Sobre a tal de “neutralidade” na “guerra da Ucrânia”
Paulo Roberto de Almeida, diplomata, professor.
Nota sobre argumentos de Elie Wiesel e de Rui Barbosa.
O Brasil de Bolsonaro foi assim, o Brasil de Lula 3 está sendo assim, o Brasil de muita gente, provavelmente a maioria, e com ela também a maioria do chamado “Sul Global”, uma entidade diáfana, inventada por acadêmicos e gente bem pensante (mas que formalmente não existe), todo esse povo, oficialmente ou apenas declaradamente, sem qualquer outra explicação mais explícita, é objetivamente, abertamente ou implicitamente NEUTRO em relação à guerra de agressão da Rússia contra a Ucrânia, evitando fornecer armas e outros materiais bélicos para um ou outro lado daquilo que eles chamam de “conflito”, ou apenas “guerra” da ou na Ucrânia (uma expressão banida na Rússia de Putin, podendo render vários anos de prisão para quem assim se referir ao que o tirano de Moscou apenas chama de “operação militar especial”), mas aproveitando para continuar a manter relações comerciais e outras, com uma ou outra parte no “conflito”, o que ocasionalmente pode render algum lucro ou vantagem temporária na “contenda”, algum desconto na aquisição, grandes lucros na revenda de materiais com valor de mercado, embora continuando a apregoar a sua “neutralidade” em relação ao “conflito” em si.
Pois bem, não preciso me referir novamente ao famoso discurso feito em Buenos Aires pelo eminente jurista, politico e intelectual brasileiro Rui Barbosa, por ocasião do primeiro centenário da independência argentina, em 1916, quando, ao mencionar a invasão da Bélgica neutra pelas tropas do Império alemão no curso da Grande Guerra, ele proclamou solenemente que não se pode ser neutro entre a Justiça e o crime, ante a injustiça, a violência e a opressão, entre um opressor e o oprimido, e que não há imparcialidade possível nessas circunstâncias.
Esse famoso discurso, mais popularmente conhecido como “os deveres dos neutros”, justamente, pode ser encontrado numa publicação da Fundação Casa de Rui Barbosa, de 1983, formalmente intitulada Conceitos Modernos de Direito Internacional.
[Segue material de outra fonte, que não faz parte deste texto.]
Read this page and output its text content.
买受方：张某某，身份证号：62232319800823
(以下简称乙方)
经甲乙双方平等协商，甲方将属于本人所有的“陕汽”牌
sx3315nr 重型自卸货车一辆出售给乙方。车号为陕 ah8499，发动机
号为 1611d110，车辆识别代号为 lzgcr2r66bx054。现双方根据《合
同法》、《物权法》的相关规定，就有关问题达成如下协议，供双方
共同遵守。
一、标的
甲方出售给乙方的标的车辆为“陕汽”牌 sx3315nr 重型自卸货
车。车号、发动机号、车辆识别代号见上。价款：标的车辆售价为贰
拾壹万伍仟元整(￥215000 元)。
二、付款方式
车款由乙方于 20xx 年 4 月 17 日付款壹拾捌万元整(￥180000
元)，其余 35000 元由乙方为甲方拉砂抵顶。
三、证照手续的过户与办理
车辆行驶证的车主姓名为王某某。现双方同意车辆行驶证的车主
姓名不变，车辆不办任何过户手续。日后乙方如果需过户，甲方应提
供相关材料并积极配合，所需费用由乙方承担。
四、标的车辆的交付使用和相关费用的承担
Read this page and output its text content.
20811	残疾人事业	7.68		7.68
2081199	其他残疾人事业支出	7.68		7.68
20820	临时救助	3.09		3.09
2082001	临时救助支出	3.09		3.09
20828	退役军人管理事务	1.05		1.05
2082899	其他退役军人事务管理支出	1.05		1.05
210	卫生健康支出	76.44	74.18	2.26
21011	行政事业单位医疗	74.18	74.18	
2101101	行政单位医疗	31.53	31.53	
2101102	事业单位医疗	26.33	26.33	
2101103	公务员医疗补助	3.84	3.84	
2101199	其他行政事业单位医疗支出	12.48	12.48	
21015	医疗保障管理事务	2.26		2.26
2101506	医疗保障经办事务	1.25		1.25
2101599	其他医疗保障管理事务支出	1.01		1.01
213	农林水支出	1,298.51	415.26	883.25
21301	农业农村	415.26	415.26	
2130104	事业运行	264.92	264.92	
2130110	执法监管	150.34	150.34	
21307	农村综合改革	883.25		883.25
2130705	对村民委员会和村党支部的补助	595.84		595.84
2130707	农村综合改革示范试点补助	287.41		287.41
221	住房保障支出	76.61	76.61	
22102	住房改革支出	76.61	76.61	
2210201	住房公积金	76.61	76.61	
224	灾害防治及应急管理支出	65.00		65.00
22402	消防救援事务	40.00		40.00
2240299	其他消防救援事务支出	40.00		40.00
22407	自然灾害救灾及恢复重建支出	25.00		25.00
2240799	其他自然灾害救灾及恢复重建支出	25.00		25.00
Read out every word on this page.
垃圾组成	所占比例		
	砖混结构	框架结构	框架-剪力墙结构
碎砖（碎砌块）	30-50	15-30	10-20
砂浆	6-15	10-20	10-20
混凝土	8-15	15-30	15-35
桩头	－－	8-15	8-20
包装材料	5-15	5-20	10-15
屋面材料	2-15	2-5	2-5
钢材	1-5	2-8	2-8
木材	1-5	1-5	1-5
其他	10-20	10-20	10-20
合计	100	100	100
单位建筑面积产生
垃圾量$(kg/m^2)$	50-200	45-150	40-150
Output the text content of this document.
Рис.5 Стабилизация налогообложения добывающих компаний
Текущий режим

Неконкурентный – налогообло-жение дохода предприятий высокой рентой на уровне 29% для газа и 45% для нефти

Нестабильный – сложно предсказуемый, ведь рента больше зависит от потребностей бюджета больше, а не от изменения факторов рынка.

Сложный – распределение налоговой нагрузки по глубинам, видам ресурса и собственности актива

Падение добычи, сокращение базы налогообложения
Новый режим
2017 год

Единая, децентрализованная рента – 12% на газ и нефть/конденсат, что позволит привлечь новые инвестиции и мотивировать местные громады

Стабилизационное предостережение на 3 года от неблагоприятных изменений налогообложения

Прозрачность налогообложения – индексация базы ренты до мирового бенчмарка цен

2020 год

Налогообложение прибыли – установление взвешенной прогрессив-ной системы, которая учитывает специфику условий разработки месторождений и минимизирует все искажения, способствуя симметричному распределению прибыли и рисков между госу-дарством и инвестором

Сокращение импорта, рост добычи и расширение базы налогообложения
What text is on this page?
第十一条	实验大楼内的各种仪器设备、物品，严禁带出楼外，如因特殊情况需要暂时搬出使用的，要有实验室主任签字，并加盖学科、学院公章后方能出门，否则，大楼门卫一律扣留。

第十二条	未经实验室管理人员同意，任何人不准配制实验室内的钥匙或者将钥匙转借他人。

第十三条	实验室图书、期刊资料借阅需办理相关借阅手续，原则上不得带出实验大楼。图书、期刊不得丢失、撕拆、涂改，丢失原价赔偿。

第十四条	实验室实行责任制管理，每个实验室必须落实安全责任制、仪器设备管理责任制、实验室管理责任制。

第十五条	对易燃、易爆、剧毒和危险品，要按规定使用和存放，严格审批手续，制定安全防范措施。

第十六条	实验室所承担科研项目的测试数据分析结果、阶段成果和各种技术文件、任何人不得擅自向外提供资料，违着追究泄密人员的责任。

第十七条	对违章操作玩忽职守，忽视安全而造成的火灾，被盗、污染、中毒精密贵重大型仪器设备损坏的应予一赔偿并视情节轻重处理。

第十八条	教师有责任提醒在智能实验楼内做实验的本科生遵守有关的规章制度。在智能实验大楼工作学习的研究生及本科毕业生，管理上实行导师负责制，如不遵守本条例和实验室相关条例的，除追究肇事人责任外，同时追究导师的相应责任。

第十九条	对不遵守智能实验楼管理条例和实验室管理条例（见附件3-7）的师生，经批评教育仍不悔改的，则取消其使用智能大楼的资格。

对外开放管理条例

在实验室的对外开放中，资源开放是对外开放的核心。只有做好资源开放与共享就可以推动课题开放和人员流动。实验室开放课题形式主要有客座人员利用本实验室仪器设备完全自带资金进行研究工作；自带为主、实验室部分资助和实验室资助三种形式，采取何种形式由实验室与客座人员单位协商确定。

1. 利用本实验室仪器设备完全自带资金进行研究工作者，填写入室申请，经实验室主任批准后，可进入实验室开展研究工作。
Ele fundamentou em parte o abandono pelo Brasil da sua postura oficial de “neutralidade” em relação à guerra europeia (e mundial), mas apenas depois que submarinos do Reich torpedearem barcos brasileiros no Atlântico, o que também ocorreu antes do rompimento de nossa neutralidade em circunstâncias semelhantes no curso do que já tinha ficado conhecido como Segunda Guerra Mundial.
Esse mesmo discurso de Rui Barbosa e seus argumentos irrespondíveis foram fundamentais para que o então chanceler Oswaldo Aranha apoiasse sua tomada de posição em favor da cessação da postura oficial de neutralidade em relação ao “conflito” em curso, rompendo relações diplomáticas comas potências do Eixo (ou “Pacto de Aço”), a Alemanha nazista, a Itália fascista e o Japão militarista, e depois declarando guerra aos agressores (mas, também, só depois que submarinos nazistas afundaram navios brasileiros em nossas costas, comperdas humanas e materiais, além dos próprios crimes de guerra).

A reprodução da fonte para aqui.